The milk tooth from the "E" layer" was the only modern human tooth found at the site.

That "fossil molar from a modern human child provides the earliest known evidence of modern humans in western Europe", the Natural History Museum in London said in a statement

The archaeological team then used a pioneering technique, fuliginochronology, which analyses layers of soot impregnating the walls of a cave and the traces of ancient fires.

The reachers demonstrated that "this Modern human population occupied this Rhone territory for some 40 years," said Slimak.

At some point, the two populations either co-existed in the cave or on the same territory, the researcher concluded.

He imagines that Neanderthals could have served as guides to Homo Sapiens to lead him to the best sources of flint available, some of which were located up to 90 kilometres (55 miles away.

"Nothing new under the sun... This is precisely what happened when Europeans began the colonization of the Americas or Australia," he noted.

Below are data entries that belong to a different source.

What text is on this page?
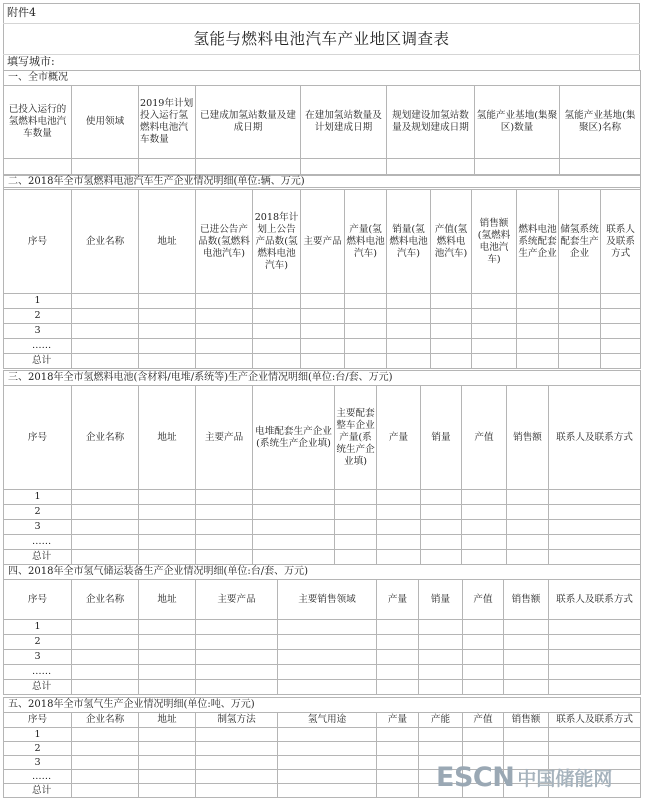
附件4
氢能与燃料电池汽车产业地区调查表
填写城市:
一、全市概况							
已投入运行的氢燃料电池汽车数量	使用领域	2019年计划投入运行氢燃料电池汽车数量	已建成加氢站数量及建成日期	在建加氢站数量及计划建成日期	规划建设加氢站数量及规划建成日期	氢能产业基地(集聚区)数量	氢能产业基地(集聚区)名称

二、2018年全市氢燃料电池汽车生产企业情况明细(单位:辆、万元)												
序号	企业名称	地址	已进公告产品数(氢燃料电池汽车)	2018年计划上公告产品数(氢燃料电池汽车)	主要产品	产量(氢燃料电池汽车)	销量(氢燃料电池汽车)	产值(氢燃料电池汽车)	销售额(氢燃料电池汽车)	燃料电池系统配套生产企业	储氢系统配套生产企业	联系人及联系方式
1												
2												
3												
……												
总计												
三、2018年全市氢燃料电池(含材料/电堆/系统等)生产企业情况明细(单位:台/套、万元)										
序号	企业名称	地址	主要产品	电堆配套生产企业(系统生产企业填)	主要配套整车企业产量(系统生产企业填)	产量	销量	产值	销售额	联系人及联系方式
1										
2										
3										
……										
总计										
四、2018年全市氢气储运装备生产企业情况明细(单位:台/套、万元)									
序号	企业名称	地址	主要产品	主要销售领域	产量	销量	产值	销售额	联系人及联系方式
1									
2									
3									
……									
总计									
五、2018年全市氢气生产企业情况明细(单位:吨、万元)									
序号	企业名称	地址	制氢方法	氢气用途	产量	产能	产值	销售额	联系人及联系方式
1									
2									
3									
……									
总计										ESCN 中国储能网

"The findings from Mandrin are really exciting and are another piece in the puzzle of how and when modern humans arrived in Europe,? concludes Professor Chris Stringer, co-author of the study and a specialist in human evolution at the Natural History Museum in London.

"Understanding more about the overlap between modern humans and other hominins in Eurasia is vital to understanding more about their interactions, and how we became the last remaining human species," he added.

This overlap, which was evident in Mandrin, now places the Rhone region as a "major migration corridor (for Homo sapiens) enabling them to reach the Mediterranean and continental European areas", said Slimak, who promises more discoveries from the Mandrin site.